[ Comment posted in response to: Jessica Linzey. Riding Vancouver’s streets into the future. Tyee (15 July 2011) ]
Rhetoric vs Performance
Writing here as an East Vancouver resident sandwiched between the first two — perhaps the only ever to be, out of the projected nineteen? — “neighbourhood centres” at Kingsway/Knight and in Norquay. This planning was supposed to implement the multimillion-dollar overarching CityPlan initiated in 1995. Anybody really want to call that planning, more than fifteen years onward?
What have we got so far in livability and sustainability and alternative to the automobile?
One. The largest retail space at King Edward Village (KEV) sat empty for years and has just been occupied by a drive-to federal government agency. No walkable local retail here! The TD Bank is useful, but has dissed Kingsway by being allowed to turn its back to the street. Getting a grocery store meant further height/density concessions to the developer because of the former landowner’s abusive restrictive covenant. Oh yes, and the big public benefit, touted as a new library for the community? Not exactly. Try ten years of no-charge lease on the space, after which the developer starts sucking up a new revenue stream from the City of Vancouver.
Two. Two other drive-to vertical gated communities are already destined for 2300 Kingsway and 2669 Kingsway.
Three. Nasty minimal back alleys at KEV — and coming at 2300 Kingsway — where pedestrians get to dodge automobiles and delivery trucks, and to weave among parked vehicles that refuse the underground option. There’s a good reason no cafe life has emerged in the “courtyard” at KEV. A handful of surface parking spots are obviously far more relevant.
Four. Norquay Working Group could not convince planners and politicians that a bicycle lane (even one going west only) along Kingsway was a better use of public space than an automobile-dividing median planter typically filled with weeds and dead plants. Such median infrastructure is a waste if we ever get back the middle-of-the-street tram that Kingsway used to have. Paint us a much cheaper bicycle lane instead.
Five. A curb cut to send a tsunami of traffic across the Kingsway sidewalk at 2300 Kingsway, as pedestrians will scurry past, traversing shadow cast by a 22-storey tower with no setback.
Six. A privatized plaza in the interior of 2300 Kingsway set one level up from the hoi polloi that consort with motor vehicles in the alley below.
Seven. A daycare as prime community feature in the interior of 2300 Kingsway. The 10,000 residents of Norquay not served by those 37 daycare spaces effectively realize NO public benefit.

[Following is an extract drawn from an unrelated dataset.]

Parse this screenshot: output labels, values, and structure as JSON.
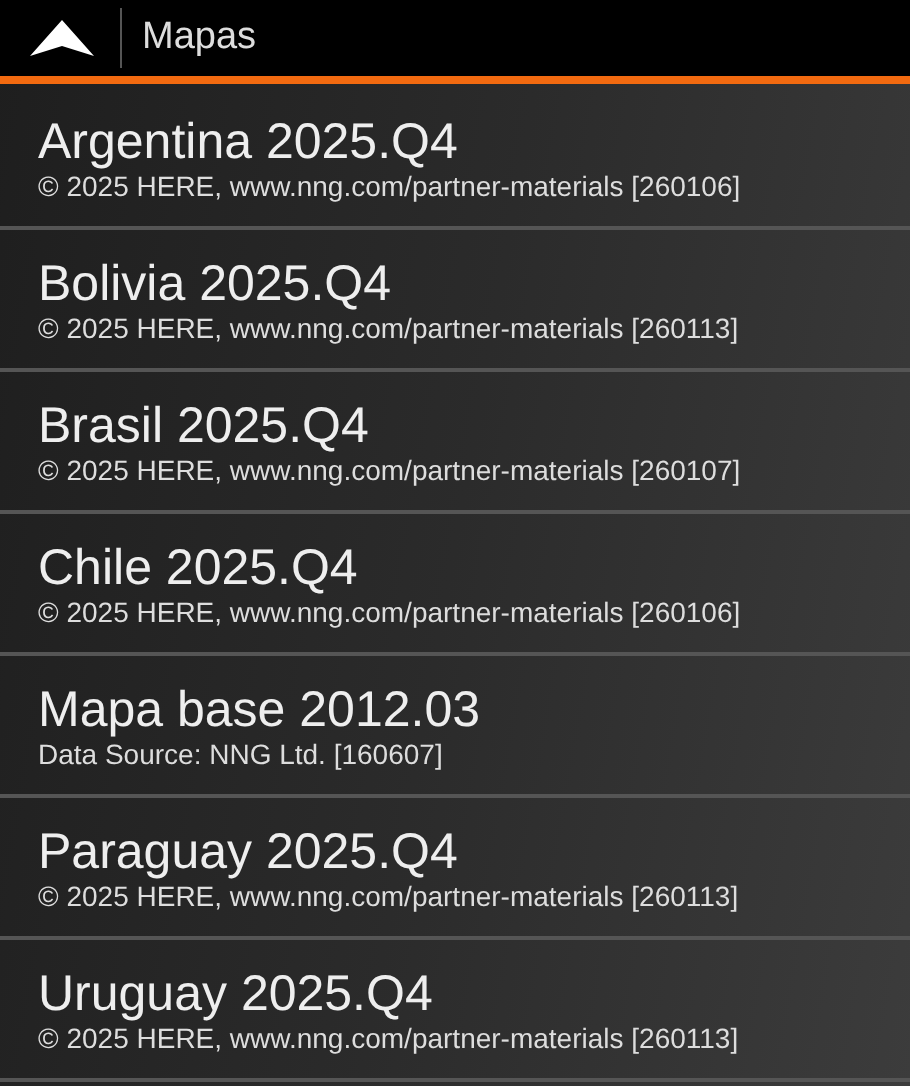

Eight. Plans at 2699 Kingsway (public hearing was July 12) that seem unlike to address effectively Urban Design Panel consensus concerns about building orientation and garbage/utility protrusion into the focus of stingy public space.
Call these the eight unwonders of East Vancouver.
Also ask yourself why the curse of this sort of planning — rezoning swaths laid over thousands of single-family homes — has been directed only at East Vancouver, ever.